Il y a des explications à cette inaction. À une «macro-échelle», les dispositifs mis en place conviennent pour résoudre les problèmes nationaux, beaucoup moins pour régler les problèmes mondiaux. Les organismes des Nations Unies et les organisations internationales comblent ce large fossé en matière de gouvernance. À l’échelle individuelle, l’homo sapiens réagit bien aux menaces imminentes, il leur accorde la priorité par rapport aux risques moins apparents (plus théoriques) ou moins proches dans le temps. La règle classique adoptée par le Groupe d’experts intergouvernemental sur l’évolution du climat, «définir des orientations sans préconiser de choix précis», permet de cerner la menace mais ne parvient pas à déclencher l’action.
Je pense que l’OMM et la COI devraient inciter les scientifiques à faire office d’intermédiaires honnêtes quant aux mesures d’adaptation et d’atténuation. De plus, l’«esprit» du développement durable et les connaissances correspondantes devraient faire partie de l’éducation moderne, de la culture et de l’éthique. C’est là qu’entre en scène l’UNESCO. Enfin et surtout, nous devons mobiliser les jeunes, faire en sorte qu’ils adoptent des valeurs importantes, comme l’honnêteté et la modestie, favoriser l’intérêt pour la science, l’art, la culture et le sport, combattre l’égoïsme et la surconsommation.

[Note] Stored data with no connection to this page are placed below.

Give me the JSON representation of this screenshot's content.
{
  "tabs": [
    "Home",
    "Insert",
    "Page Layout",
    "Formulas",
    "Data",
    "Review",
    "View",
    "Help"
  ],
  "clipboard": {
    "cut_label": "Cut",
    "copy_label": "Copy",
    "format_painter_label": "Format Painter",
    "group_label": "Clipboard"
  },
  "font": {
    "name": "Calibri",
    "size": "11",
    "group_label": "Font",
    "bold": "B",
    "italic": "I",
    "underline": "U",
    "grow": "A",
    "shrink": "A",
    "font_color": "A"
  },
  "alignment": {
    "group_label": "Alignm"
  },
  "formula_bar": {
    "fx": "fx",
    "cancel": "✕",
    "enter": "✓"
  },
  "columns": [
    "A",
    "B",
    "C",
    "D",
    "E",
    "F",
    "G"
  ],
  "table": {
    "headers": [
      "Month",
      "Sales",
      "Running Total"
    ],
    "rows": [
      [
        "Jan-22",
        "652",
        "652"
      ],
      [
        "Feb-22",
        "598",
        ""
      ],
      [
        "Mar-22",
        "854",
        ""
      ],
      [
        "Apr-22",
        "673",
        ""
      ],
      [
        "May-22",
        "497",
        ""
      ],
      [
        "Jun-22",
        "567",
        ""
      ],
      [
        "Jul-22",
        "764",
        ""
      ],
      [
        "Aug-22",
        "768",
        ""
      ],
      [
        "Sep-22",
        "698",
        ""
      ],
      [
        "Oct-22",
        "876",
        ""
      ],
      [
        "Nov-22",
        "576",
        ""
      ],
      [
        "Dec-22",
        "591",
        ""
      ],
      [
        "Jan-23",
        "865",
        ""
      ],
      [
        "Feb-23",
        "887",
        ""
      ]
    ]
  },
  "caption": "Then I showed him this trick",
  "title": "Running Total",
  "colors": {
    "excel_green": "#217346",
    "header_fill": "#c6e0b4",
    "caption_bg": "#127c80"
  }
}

Il est essentiel de donner l’exemple.
L’Arctique et l’Antarctique subissent des transformations profondes et rapides dont les effets environnementaux et socio-économiques se font sentir à très grande distance. Que peuvent faire la COI et l’OMM face à ces problèmes?
Mes travaux dans l’Arctique ont débuté en 1989, lorsque je suis devenu chercheur principal d’une étude sur l’érosion des glaces souterraines dans la baie de Baydaratskaya; cela faisait partie d’une évaluation des impacts environnementaux d’un vaste projet d’exploitation dans la mer de Kara. L’étude technique exigeait des recherches environnementales de pointe. Elle a été achevée au milieu des années 1990 et m’a donné une idée de la complexité et de la sensibilité de l’Arctique. Dans les années 2000, mes travaux sur les régions polaires se sont poursuivis au sein de l’OMM et du PMRC; j’ai notamment participé à l’Étude du système climatique de l’Arctique et au Projet relatif au climat et à la cryosphère, ainsi qu’aux activités d’appui à l’Année polaire internationale (API) 2007–2008. Les vastes investissements effectués dans la recherche pendant l’API ont permis plusieurs réussites scientifiques, mais les systèmes d’observation et les services sont encore très insuffisants dans ces régions. Cela s’explique surtout par la rigueur du milieu et le manque de ressources, qui ont conduit à réduire l’ambition de plusieurs tentatives internationales d’établir de tels systèmes.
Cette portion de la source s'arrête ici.